While Palestine has seen many colonisers in over 2,000 years of continuous struggle, the last coloniser, the British, after promising both Jews and Palestine statehood, decided to jump ship when they could not stop the confrontation among natives.
Britain must take full responsibility for the current conflict.
The British made and broke promises, documented in the Balfour Declaration, to the Jewish diaspora to secure their support for the first World War. Establishing a Jewish national home in Ottoman-controlled Palestine was the first seed of the current bloodshed that seems to have no end.
The British had made a similar promise to Arab nationalists.
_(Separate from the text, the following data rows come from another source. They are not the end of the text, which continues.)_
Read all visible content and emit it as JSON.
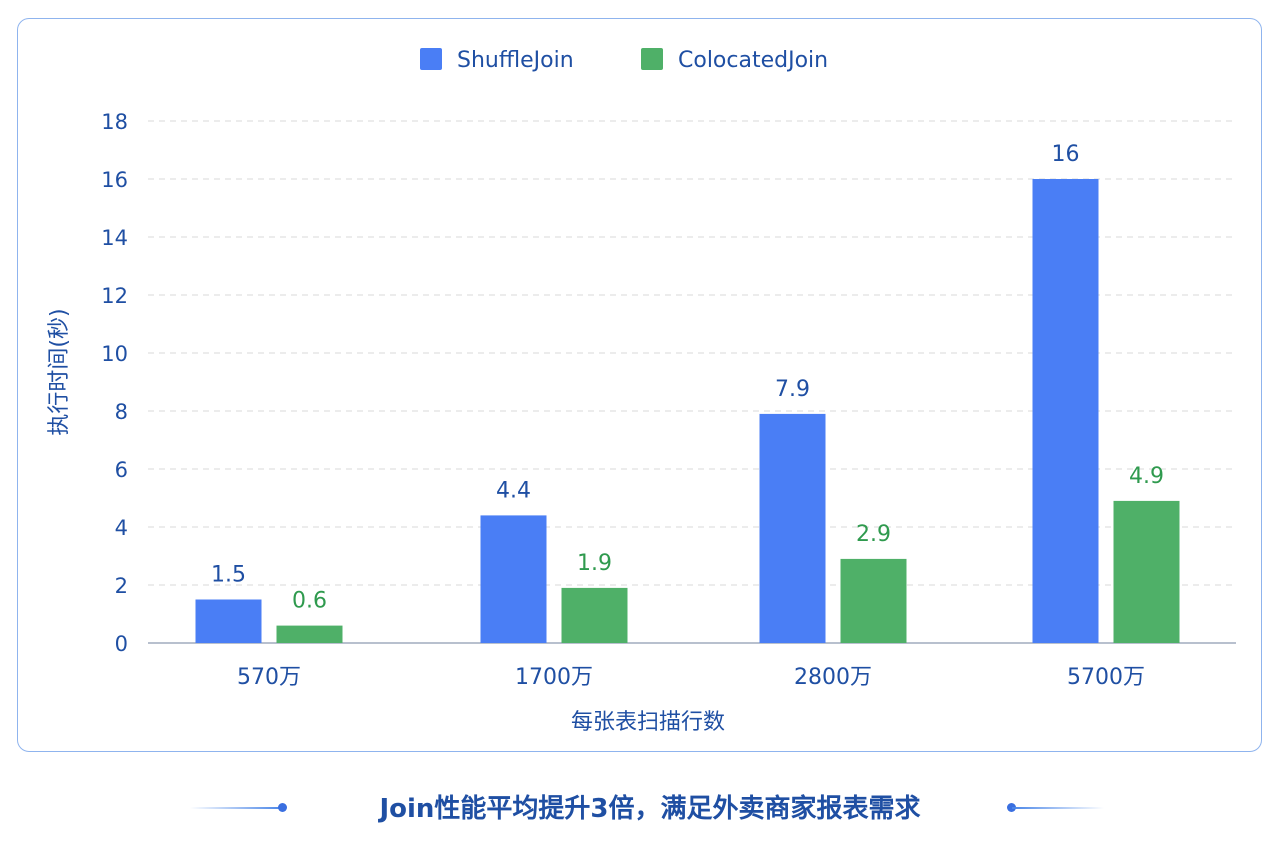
{
  "chart_data": {
    "type": "bar",
    "categories": [
      "570万",
      "1700万",
      "2800万",
      "5700万"
    ],
    "series": [
      {
        "name": "ShuffleJoin",
        "values": [
          1.5,
          4.4,
          7.9,
          16
        ],
        "color": "#4a7ef5"
      },
      {
        "name": "ColocatedJoin",
        "values": [
          0.6,
          1.9,
          2.9,
          4.9
        ],
        "color": "#4fb068"
      }
    ],
    "xlabel": "每张表扫描行数",
    "ylabel": "执行时间(秒)",
    "ylim": [
      0,
      18
    ],
    "yticks": [
      0,
      2,
      4,
      6,
      8,
      10,
      12,
      14,
      16,
      18
    ],
    "grid": true,
    "legend": "top-center",
    "label_colors": {
      "ShuffleJoin": "#1f4fa3",
      "ColocatedJoin": "#2f9a4e"
    }
  },
  "caption": {
    "text": "Join性能平均提升3倍，满足外卖商家报表需求"
  },
  "colors": {
    "axis_text": "#1f4fa3",
    "card_border": "#8fb4ee",
    "grid": "#d9d9d9"
  }
}
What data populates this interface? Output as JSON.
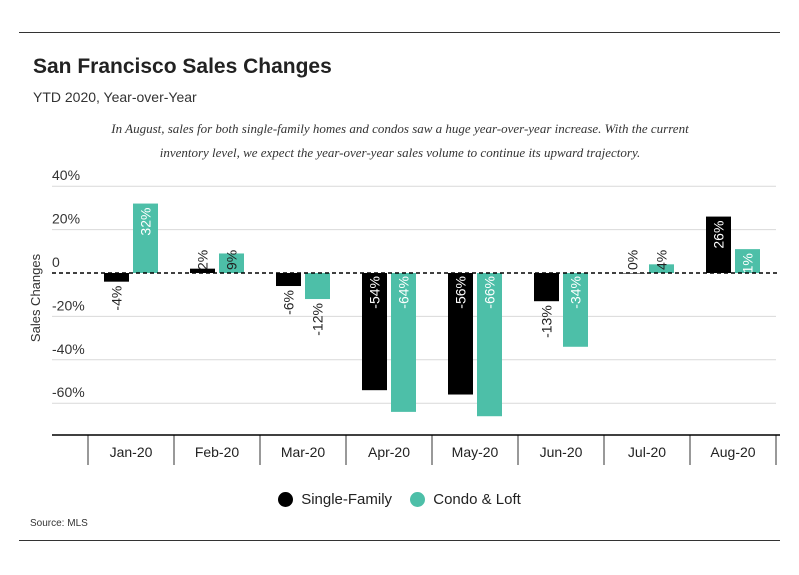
{
  "header": {
    "title": "San Francisco Sales Changes",
    "subtitle": "YTD 2020, Year-over-Year",
    "note_line1": "In August, sales for both single-family homes and condos saw a huge year-over-year increase. With the current",
    "note_line2": "inventory level, we expect the year-over-year sales volume to continue its upward trajectory."
  },
  "source": "Source: MLS",
  "chart_data": {
    "type": "bar",
    "ylabel": "Sales Changes",
    "ylim": [
      -75,
      45
    ],
    "yticks": [
      40,
      20,
      0,
      -20,
      -40,
      -60
    ],
    "ytick_labels": [
      "40%",
      "20%",
      "0",
      "-20%",
      "-40%",
      "-60%"
    ],
    "grid": true,
    "legend": "bottom-center",
    "categories": [
      "Jan-20",
      "Feb-20",
      "Mar-20",
      "Apr-20",
      "May-20",
      "Jun-20",
      "Jul-20",
      "Aug-20"
    ],
    "series": [
      {
        "name": "Single-Family",
        "color": "#000000",
        "values": [
          -4,
          2,
          -6,
          -54,
          -56,
          -13,
          0,
          26
        ],
        "labels": [
          "-4%",
          "2%",
          "-6%",
          "-54%",
          "-56%",
          "-13%",
          "0%",
          "26%"
        ]
      },
      {
        "name": "Condo & Loft",
        "color": "#4dbfa8",
        "values": [
          32,
          9,
          -12,
          -64,
          -66,
          -34,
          4,
          11
        ],
        "labels": [
          "32%",
          "9%",
          "-12%",
          "-64%",
          "-66%",
          "-34%",
          "4%",
          "11%"
        ]
      }
    ]
  }
}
In the end, none of the promises were met, and Britain left Palestine at the edge of war for a nation state by both Jews and Palestinians.
The damage that the colonisers have done to our world is incalculable. They have sliced and diced countries, splitting natives, turning brother against brother, sending many into exile, and leaving irreparable damage behind them.
The conflict between the Zionist diaspora and Arab nationalists is a colonial legacy that is haemorrhaging too much blood.
All the Empires that have exiled the Jews over two millennia and made them live like foreigners far away from home must take responsibility for how the Jewish diaspora turned out, and the persecution they have suffered over the years, especially in Europe.
Jews and Palestinians may have lived in these lands since time memorial, but it was not a Jewish state.
If the Zionists insist on an exclusive Jewish State, then the Palestinians deserve their own state in the land, equipped with a strong military and protection from all enemies, domestic, and foreign. Erstwhile colonisers must make this happen.
Only when the state of Palestine is established, with equal capabilities as the Jewish state, can peace and harmony be restored.
Yonela Diko is the former spokesperson for the ANC in the Western Cape.